We researched eclipse maps and picked Beatrice, Nebraska, located in the heart of the state. Turns out Homestead National Monument is there, NASA was broadcasting from there, and even "The Science Guy" was going to be there.
The Perfect Spot Weather report said partly cloudy, so we got up at 4:30 a.m. (yikes) and drove three solid hours to Beatrice, which is pronounced "Bee-At_Tris" by locals. The mid-town bakery was in full power mode, selling donuts and steaming coffee for the expected 50,000 visitors. Given the crowds at the monument grounds, I think the number was much greater than that.
The good people of this town put their hearts, souls and bodies into hosting this event. They ran buses between the local fairgrounds and the monument. We took advantage of the free transportation after parking our car at the county fairgrounds. Note I said "free." The town/county/national monument charged NOTHING for providing buses, parking and viewing site. Amazing.
At the monument grounds, there were booths, exhibits, food vendors, but quite honestly, the place was absolutely overrun with people. The lines were like Disneyland in summer. Although the host site had 60 port-a-potties in place, over 100 people were in line to go tee-tee.
Let's Get Outa Here! After surveying this situation, and with a good half hour left before the eclipse, I told my husband, "You're going to kill me, but I'm concerned about our ability to get out of here after the eclipse. It will take HOURS to load all these people."
Luckily, he agreed. So, we gathered our chairs and supplies, hopped a return school bus (I could barely fit in the tiny seat!) and went back to the fairgrounds. There, only about 100 people sat on benches and peered at the skies through those odd black glasses that protect your retinas from the sun's rays. Best of all, there were real bathrooms and water fountains in two buildings nearby!
The Clouds Broke Just in Time Although scattered clouds threatened to ruin our day, a wide enough hole broke before the big moment, and we were able to see the full solar eclipse. 100% totality was an amazing experience. There was this moment where you, a regular human, knew, without any scientist telling you, that THIS was IT. The black moon piece fit exactly inside the brilliant sun piece. Everyone cheered, took off their glasses and enjoyed seeing the sun's outer corona.
After, there was a delay, longer than you would expect, before the lights went out, the air cooled to a sigh, and several planets shone in the sky.

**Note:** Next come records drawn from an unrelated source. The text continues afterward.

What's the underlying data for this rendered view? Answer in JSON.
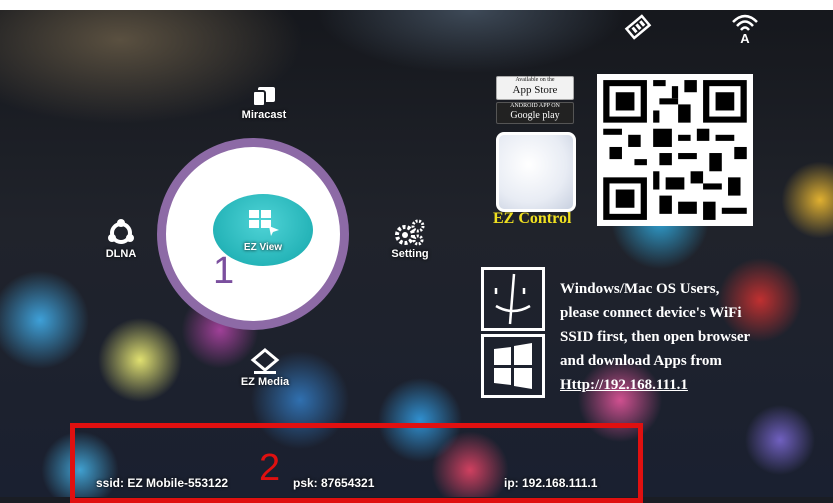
{
  "menu": {
    "miracast": "Miracast",
    "dlna": "DLNA",
    "ez_view": "EZ View",
    "setting": "Setting",
    "ez_media": "EZ Media"
  },
  "apps": {
    "app_store_small": "Available on the",
    "app_store": "App Store",
    "google_play_small": "ANDROID APP ON",
    "google_play": "Google play",
    "ez_control": "EZ Control"
  },
  "instructions": {
    "line1": "Windows/Mac OS Users,",
    "line2": "please connect device's WiFi",
    "line3": "SSID first, then open browser",
    "line4": "and download Apps from",
    "link": "Http://192.168.111.1"
  },
  "annotations": {
    "marker1": "1",
    "marker2": "2",
    "marker1_color": "#7b4f9e",
    "marker2_color": "#e01010"
  },
  "status": {
    "ssid": "ssid: EZ Mobile-553122",
    "psk": "psk: 87654321",
    "ip": "ip: 192.168.111.1"
  },
  "icons": [
    "ethernet-icon",
    "wifi-icon",
    "miracast-icon",
    "dlna-icon",
    "ez-view-icon",
    "setting-icon",
    "ez-media-icon",
    "finder-icon",
    "windows-icon",
    "qr-code"
  ]
}
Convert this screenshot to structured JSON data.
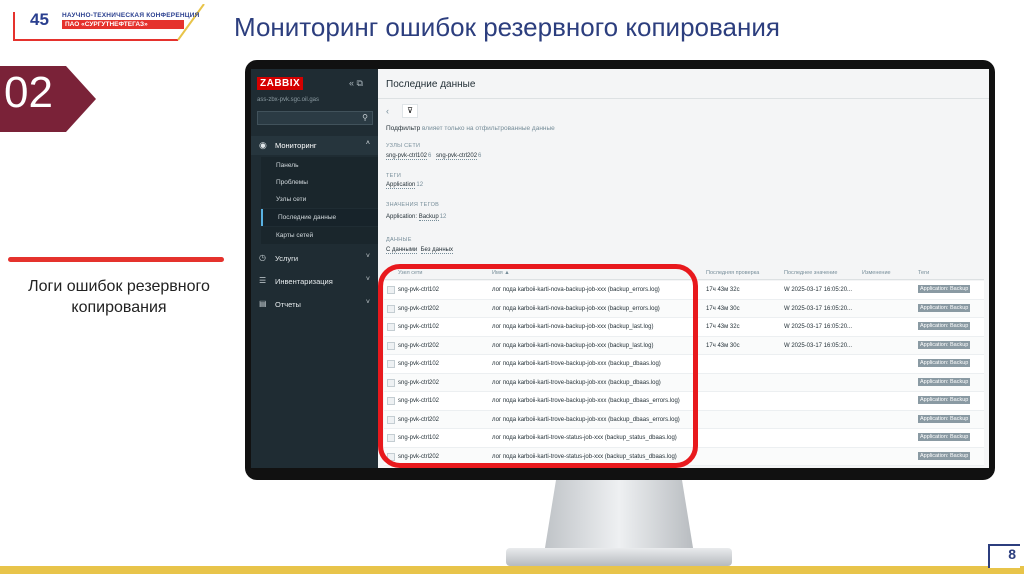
{
  "header": {
    "logo_number": "45",
    "logo_line1": "НАУЧНО-ТЕХНИЧЕСКАЯ КОНФЕРЕНЦИЯ",
    "logo_line2": "ПАО «СУРГУТНЕФТЕГАЗ»",
    "title": "Мониторинг ошибок резервного копирования"
  },
  "section_badge": "02",
  "caption": "Логи ошибок резервного копирования",
  "page_number": "8",
  "zabbix": {
    "sidebar": {
      "logo": "ZABBIX",
      "host": "ass-zbx-pvk.sgc.oil.gas",
      "menu": [
        {
          "label": "Мониторинг",
          "icon": "eye-icon",
          "expanded": true,
          "children": [
            "Панель",
            "Проблемы",
            "Узлы сети",
            "Последние данные",
            "Карты сетей"
          ],
          "active_child": "Последние данные"
        },
        {
          "label": "Услуги",
          "icon": "clock-icon"
        },
        {
          "label": "Инвентаризация",
          "icon": "list-icon"
        },
        {
          "label": "Отчеты",
          "icon": "report-icon"
        }
      ]
    },
    "page_title": "Последние данные",
    "subfilter_label": "Подфильтр",
    "subfilter_note": "влияет только на отфильтрованные данные",
    "filters": {
      "hosts_label": "УЗЛЫ СЕТИ",
      "hosts": [
        {
          "name": "sng-pvk-ctrl102",
          "count": "6"
        },
        {
          "name": "sng-pvk-ctrl202",
          "count": "6"
        }
      ],
      "tags_label": "ТЕГИ",
      "tags": [
        {
          "name": "Application",
          "count": "12"
        }
      ],
      "tag_values_label": "ЗНАЧЕНИЯ ТЕГОВ",
      "tag_values_key": "Application:",
      "tag_values": [
        {
          "name": "Backup",
          "count": "12"
        }
      ],
      "data_label": "ДАННЫЕ",
      "data_options": [
        "С данными",
        "Без данных"
      ]
    },
    "table": {
      "columns": [
        "Узел сети",
        "Имя ▲",
        "Последняя проверка",
        "Последнее значение",
        "Изменение",
        "Теги"
      ],
      "rows": [
        {
          "host": "sng-pvk-ctrl102",
          "name": "лог пода karboii-karti-nova-backup-job-xxx (backup_errors.log)",
          "last_check": "17ч 43м 32с",
          "last_value": "W 2025-03-17 16:05:20...",
          "tag": "Application: Backup"
        },
        {
          "host": "sng-pvk-ctrl202",
          "name": "лог пода karboii-karti-nova-backup-job-xxx (backup_errors.log)",
          "last_check": "17ч 43м 30с",
          "last_value": "W 2025-03-17 16:05:20...",
          "tag": "Application: Backup"
        },
        {
          "host": "sng-pvk-ctrl102",
          "name": "лог пода karboii-karti-nova-backup-job-xxx (backup_last.log)",
          "last_check": "17ч 43м 32с",
          "last_value": "W 2025-03-17 16:05:20...",
          "tag": "Application: Backup"
        },
        {
          "host": "sng-pvk-ctrl202",
          "name": "лог пода karboii-karti-nova-backup-job-xxx (backup_last.log)",
          "last_check": "17ч 43м 30с",
          "last_value": "W 2025-03-17 16:05:20...",
          "tag": "Application: Backup"
        },
        {
          "host": "sng-pvk-ctrl102",
          "name": "лог пода karboii-karti-trove-backup-job-xxx (backup_dbaas.log)",
          "last_check": "",
          "last_value": "",
          "tag": "Application: Backup"
        },
        {
          "host": "sng-pvk-ctrl202",
          "name": "лог пода karboii-karti-trove-backup-job-xxx (backup_dbaas.log)",
          "last_check": "",
          "last_value": "",
          "tag": "Application: Backup"
        },
        {
          "host": "sng-pvk-ctrl102",
          "name": "лог пода karboii-karti-trove-backup-job-xxx (backup_dbaas_errors.log)",
          "last_check": "",
          "last_value": "",
          "tag": "Application: Backup"
        },
        {
          "host": "sng-pvk-ctrl202",
          "name": "лог пода karboii-karti-trove-backup-job-xxx (backup_dbaas_errors.log)",
          "last_check": "",
          "last_value": "",
          "tag": "Application: Backup"
        },
        {
          "host": "sng-pvk-ctrl102",
          "name": "лог пода karboii-karti-trove-status-job-xxx (backup_status_dbaas.log)",
          "last_check": "",
          "last_value": "",
          "tag": "Application: Backup"
        },
        {
          "host": "sng-pvk-ctrl202",
          "name": "лог пода karboii-karti-trove-status-job-xxx (backup_status_dbaas.log)",
          "last_check": "",
          "last_value": "",
          "tag": "Application: Backup"
        }
      ]
    }
  },
  "colors": {
    "brand_blue": "#2c3e7e",
    "accent_red": "#e5322d",
    "badge_maroon": "#7a2238",
    "zabbix_sidebar": "#1f2c33",
    "highlight": "#e8191d"
  }
}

Everyone cheered again, more a "Wow" than a "Yippie." But we grew quiet again in anticipation. Slowly, surely, our sun blazed a thin burst of crescent light beyond the moon's silhouette, and everyone celebrated again, this time reassured that our sun would shine again.
Although the drive back took us almost six hours because of clogged traffic, this experience was well worth the time and effort. I want to congratulate the small town of Beatrice, Gage County, and the Homestead National Monument of America for their congenial effort to provide services, food and goods for far more than 50,000 people. We were impressed with the good spirit of this Heartland community of about 12,000 people.